A book that’s part memoir and part investigation into personal Christianity.
Debut author Dyche explains that, as a teenager, he yearned for freedom, which resulted in his joining the military. During his time overseas, he says, he “lived a very riotous life” and missed his family dearly. Later, he received a call that his father had been diagnosed with lung cancer and he made the drive from California to visit his family in West Virginia. Although the author would take time to talk with his father about God, his dad’s eventual passing would leave him in a “very tender spot.” Dyche says that he came to realize that “Being thankful for the time you have and not holding on to your true feelings for people—that is what truly matters.” He would also come to believe that his father wasn’t truly gone because “he now has life in God through Jesus.” Dyche follows these personal revelations with biblical quotations and reflections on topics such as faith, sin, and his own numerous tattoos (which he doesn’t describe in detail).
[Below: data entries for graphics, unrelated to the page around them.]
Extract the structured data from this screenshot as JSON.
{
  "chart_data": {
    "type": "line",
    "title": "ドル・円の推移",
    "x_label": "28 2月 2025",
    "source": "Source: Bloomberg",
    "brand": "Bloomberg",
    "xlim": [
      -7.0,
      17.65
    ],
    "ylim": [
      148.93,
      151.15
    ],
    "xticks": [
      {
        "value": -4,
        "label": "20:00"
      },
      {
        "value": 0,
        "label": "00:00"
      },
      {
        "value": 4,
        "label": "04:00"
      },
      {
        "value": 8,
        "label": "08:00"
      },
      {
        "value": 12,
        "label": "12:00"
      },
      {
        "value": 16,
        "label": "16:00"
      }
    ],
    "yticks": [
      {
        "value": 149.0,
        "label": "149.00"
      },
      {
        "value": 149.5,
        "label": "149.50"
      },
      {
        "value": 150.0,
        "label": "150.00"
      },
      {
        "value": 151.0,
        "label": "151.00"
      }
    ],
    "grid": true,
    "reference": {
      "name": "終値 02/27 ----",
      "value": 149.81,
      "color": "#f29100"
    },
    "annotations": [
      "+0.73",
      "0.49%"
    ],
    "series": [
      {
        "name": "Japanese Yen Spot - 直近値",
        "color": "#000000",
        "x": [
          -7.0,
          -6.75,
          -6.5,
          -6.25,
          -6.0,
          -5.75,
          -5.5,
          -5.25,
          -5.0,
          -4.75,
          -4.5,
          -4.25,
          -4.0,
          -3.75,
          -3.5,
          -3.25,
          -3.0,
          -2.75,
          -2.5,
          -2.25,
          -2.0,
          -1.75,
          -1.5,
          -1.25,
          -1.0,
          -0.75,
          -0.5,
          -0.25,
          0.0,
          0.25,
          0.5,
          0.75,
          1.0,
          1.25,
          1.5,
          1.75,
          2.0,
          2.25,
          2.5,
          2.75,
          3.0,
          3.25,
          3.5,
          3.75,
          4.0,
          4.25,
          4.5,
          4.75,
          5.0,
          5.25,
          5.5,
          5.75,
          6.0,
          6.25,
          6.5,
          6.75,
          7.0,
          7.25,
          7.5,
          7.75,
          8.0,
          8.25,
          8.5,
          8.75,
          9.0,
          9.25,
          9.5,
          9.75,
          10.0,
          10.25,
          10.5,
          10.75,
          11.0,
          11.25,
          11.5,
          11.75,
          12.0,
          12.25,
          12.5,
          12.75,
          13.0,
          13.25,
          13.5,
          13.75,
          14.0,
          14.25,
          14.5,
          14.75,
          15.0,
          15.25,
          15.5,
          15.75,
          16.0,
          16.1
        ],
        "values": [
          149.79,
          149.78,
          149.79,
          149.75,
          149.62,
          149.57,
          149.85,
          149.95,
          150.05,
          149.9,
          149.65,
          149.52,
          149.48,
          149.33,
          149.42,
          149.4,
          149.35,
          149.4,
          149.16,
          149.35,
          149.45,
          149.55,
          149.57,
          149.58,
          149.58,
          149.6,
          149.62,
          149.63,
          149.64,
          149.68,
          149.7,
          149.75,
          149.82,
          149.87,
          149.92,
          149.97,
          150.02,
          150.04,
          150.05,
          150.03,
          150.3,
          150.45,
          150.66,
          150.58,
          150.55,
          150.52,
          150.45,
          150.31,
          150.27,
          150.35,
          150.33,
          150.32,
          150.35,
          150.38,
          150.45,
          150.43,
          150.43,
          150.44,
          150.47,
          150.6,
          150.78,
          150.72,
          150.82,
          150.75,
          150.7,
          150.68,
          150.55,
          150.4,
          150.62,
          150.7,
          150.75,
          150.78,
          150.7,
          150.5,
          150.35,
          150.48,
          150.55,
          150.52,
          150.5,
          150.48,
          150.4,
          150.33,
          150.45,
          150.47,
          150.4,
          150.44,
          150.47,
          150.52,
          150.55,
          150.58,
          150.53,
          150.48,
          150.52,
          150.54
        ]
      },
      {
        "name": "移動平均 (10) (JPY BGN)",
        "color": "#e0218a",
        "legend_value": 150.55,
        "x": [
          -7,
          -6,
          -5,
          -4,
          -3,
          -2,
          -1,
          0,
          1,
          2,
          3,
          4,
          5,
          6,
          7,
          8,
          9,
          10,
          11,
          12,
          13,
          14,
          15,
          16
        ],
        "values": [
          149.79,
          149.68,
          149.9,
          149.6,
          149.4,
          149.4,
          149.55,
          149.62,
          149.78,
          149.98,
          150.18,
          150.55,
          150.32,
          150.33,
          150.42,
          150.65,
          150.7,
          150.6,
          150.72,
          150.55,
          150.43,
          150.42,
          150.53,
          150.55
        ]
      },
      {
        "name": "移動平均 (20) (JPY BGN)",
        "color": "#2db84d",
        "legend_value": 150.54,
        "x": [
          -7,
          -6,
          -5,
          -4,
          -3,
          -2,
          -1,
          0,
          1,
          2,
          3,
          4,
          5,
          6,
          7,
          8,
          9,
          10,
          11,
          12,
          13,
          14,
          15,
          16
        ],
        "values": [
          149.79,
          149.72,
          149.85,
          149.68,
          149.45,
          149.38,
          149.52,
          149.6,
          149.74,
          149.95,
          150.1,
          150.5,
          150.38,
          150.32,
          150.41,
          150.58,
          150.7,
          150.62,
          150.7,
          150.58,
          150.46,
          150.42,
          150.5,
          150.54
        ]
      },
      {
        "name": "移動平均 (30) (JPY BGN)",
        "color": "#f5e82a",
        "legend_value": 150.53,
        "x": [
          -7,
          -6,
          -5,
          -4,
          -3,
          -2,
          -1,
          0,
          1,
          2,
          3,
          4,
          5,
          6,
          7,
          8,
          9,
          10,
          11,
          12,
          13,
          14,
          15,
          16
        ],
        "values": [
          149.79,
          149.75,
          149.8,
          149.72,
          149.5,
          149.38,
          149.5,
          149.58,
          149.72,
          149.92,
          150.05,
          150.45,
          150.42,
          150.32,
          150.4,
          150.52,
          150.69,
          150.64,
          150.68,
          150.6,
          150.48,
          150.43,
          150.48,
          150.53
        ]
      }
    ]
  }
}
The tattoos, he says, often work as conversation starters and tend to lead “into a witness of his testimony”; some people, he says, are surprised that someone who appeared to be a “bad boy” had embraced Christianity. Many other books discuss how “Jesus was the payment for sin” and the significance of Psalm 23, but the author’s personal account provides some engaging insights. Dyche explains his father’s vision of heaven and how “He talked about the grass, warm winds, and the clouds, and the overwhelming peace that resided there.” Another meditation on the author’s relationship with his wife includes how they “live life together even when it is undesirable and messy.” The conversational tone creates a feeling of authenticity and, at less than 125 pages, the book is a swift read.
Some material here walks a well-trod path, but readers will still find much to discover in the author’s journey.